¿Qué enfermedad tan sombría es aquella que nos hace desconectarnos del mundo, nos saca el placer de vivir y nos lleva a sentir que nada tiene sentido? Ni la familia o los amigos pueden reconfortar a quien está en esa situación, y mucho menos las invitaciones a salir a comer afuera, a ir al cine o hacer un viaje corto. El malestar no se resuelve con ninguna distracción.
No se puede dormir plácidamente, el futuro deja de importarles, la rabia les invade a ratos y las personas que les aman empiezan a alejarse desconcertadas con tales conductas. Incluso, de cierta forma, hay quienes en medio del sufrimiento sienten envidia al ver que las personas a su alrededor pueden salir adelante con sus vidas, con sus tareas y sus distracciones, mientras ellos no saben lidiar con las rutinas más elementales.
Algo dentro de la persona se rompe, y ésta padece una imposibilidad de percibir, de reencontrar algo fundamental que le dé sentido a los días actuales y a aquellos que ya pasaron.
Algunas veces es posible identificar cuándo fue que todo comenzó: a veces es porque la persona perdió a alguien muy querido. O porque se da cuenta de que está envejeciendo, y percibe que su vigor y salud no son los de años atrás. Ese tipo de transiciones traen nostalgia de momentos que nunca volverán, y esa constatación es impactante.
Sin embargo, no todos los dolores psíquicos tienen un origen fácil de identificar. Por ejemplo, un niño puede cargar de por vida con un sentimiento de abandono, y puede ser imposible determinar cuál fue la falla o negligencia de los padres que le ocasionó el trauma. A veces los hijos de una misma familia, criados de la misma forma, tienen percepciones totalmente opuestas en relación a la relación con sus padres durante sus primeros años.

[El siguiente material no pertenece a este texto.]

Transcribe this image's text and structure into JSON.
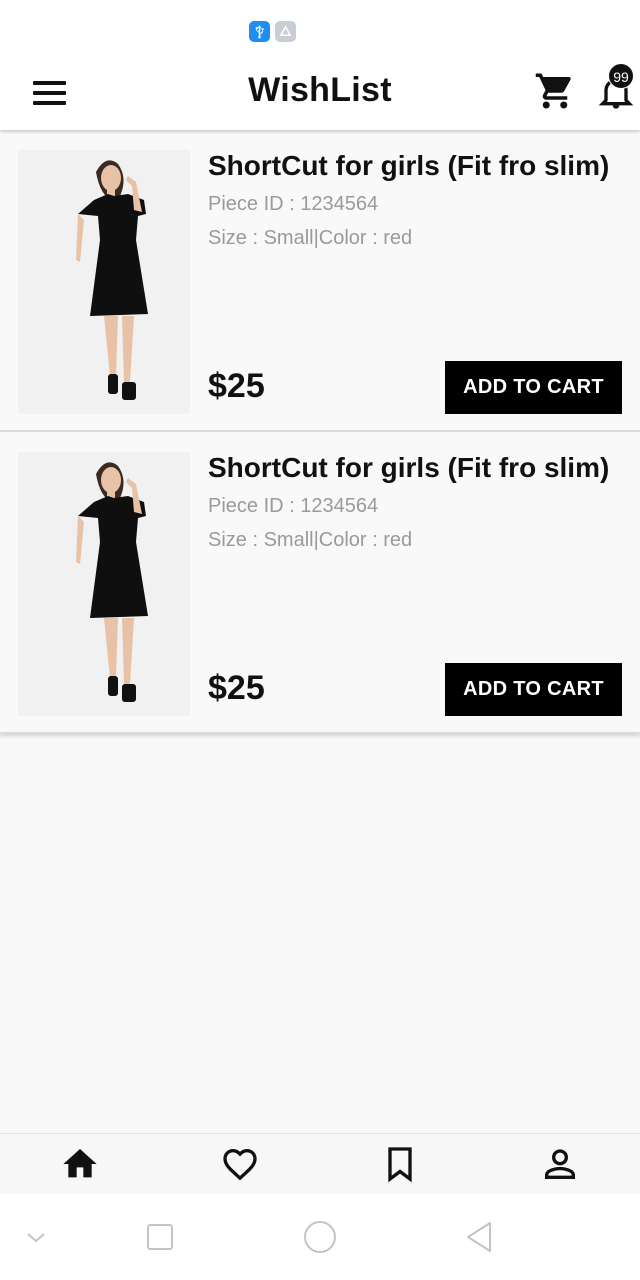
{
  "status_bar": {
    "icons": [
      "usb-icon",
      "android-debug-icon"
    ],
    "colors": {
      "usb": "#1f8ef1",
      "debug": "#c9ced6"
    }
  },
  "header": {
    "title": "WishList",
    "menu_icon": "hamburger-menu-icon",
    "cart_icon": "shopping-cart-icon",
    "bell_icon": "notification-bell-icon",
    "notification_count": "99"
  },
  "wishlist": {
    "items": [
      {
        "title": "ShortCut for girls (Fit fro slim)",
        "piece_id": "Piece ID : 1234564",
        "size_color": "Size : Small|Color : red",
        "price": "$25",
        "button_label": "ADD TO CART",
        "image": "black-dress-product-photo"
      },
      {
        "title": "ShortCut for girls (Fit fro slim)",
        "piece_id": "Piece ID : 1234564",
        "size_color": "Size : Small|Color : red",
        "price": "$25",
        "button_label": "ADD TO CART",
        "image": "black-dress-product-photo"
      }
    ]
  },
  "bottom_nav": {
    "items": [
      "home-icon",
      "heart-icon",
      "bookmark-icon",
      "profile-icon"
    ],
    "active": "home-icon"
  },
  "system_nav": {
    "items": [
      "collapse-chevron-icon",
      "recents-square-icon",
      "home-circle-icon",
      "back-triangle-icon"
    ]
  },
  "colors": {
    "button_bg": "#000000",
    "meta_text": "#9a9a9a",
    "background": "#f8f8f8"
  }
}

Esos niños, al crecer, pueden presentar retrasos en el lenguaje, o en sus capacidades para adaptarse a lo que sucede en el entorno, o de entender lo que les sucede a nivel anímico. Allí es que las palabras de los demás empiezan a sonarles vacías, el deseo desaparece, y el desempeño en los estudios, el trabajo, la vida social o las tareas domésticas empieza a verse afectado.

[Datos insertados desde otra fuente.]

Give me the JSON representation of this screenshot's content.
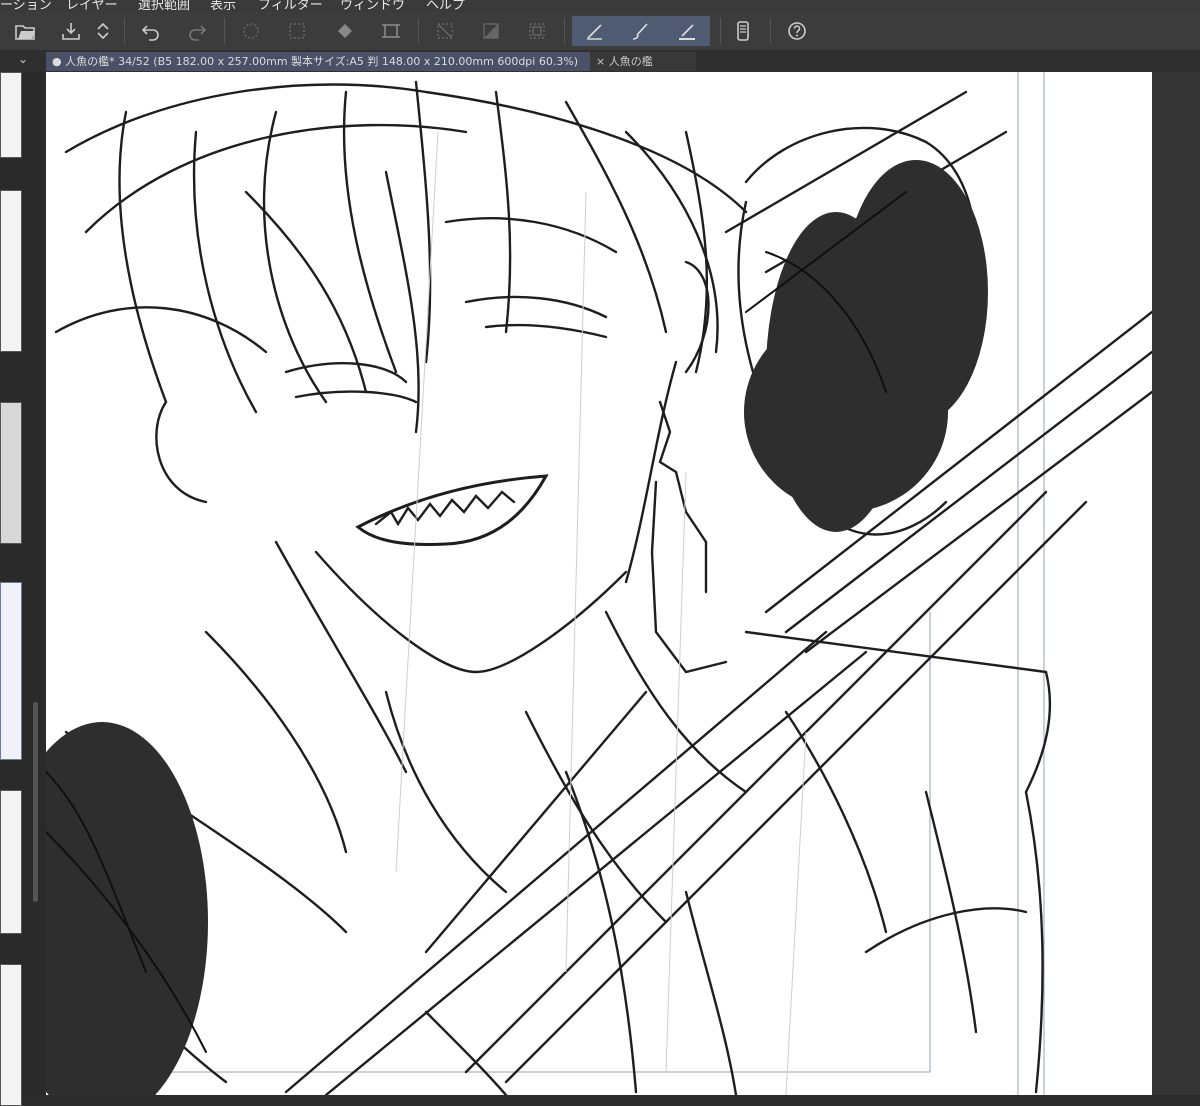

Ninguno de los síntomas anteriores revela una simple tristeza, sino algo muchísimo más complejo. Cuando quienes siempre cuidaban su apariencia empiezan a mostrar un aspecto desaliñado en público, y se muestran con la misma ropa en situaciones que exigen mayores cuidados; o cuando sus expresiones visuales o verbales se ven afectadas, el problema es serio. Recordar, expresarse, desear y proyectar parecen tareas imposibles. Y que la persona recupere esas capacidades es posible, siempre que se haga con la ayuda adecuada de un profesional.
Para enfrentar la depresión, el terapeuta y el paciente construyen un espacio de relación donde el inconsciente sale a flote, exponiendo la forma en que la persona construye sus ideas y creencias, sus miedos, sus angustias; el objetivo del profesional debe ser que la conciencia del paciente pueda dialogar con sus deseos y respetarlos. La transformación no será fácil, pero sí un proceso existencial. El resultado, sin embargo, siempre valdrá la pena.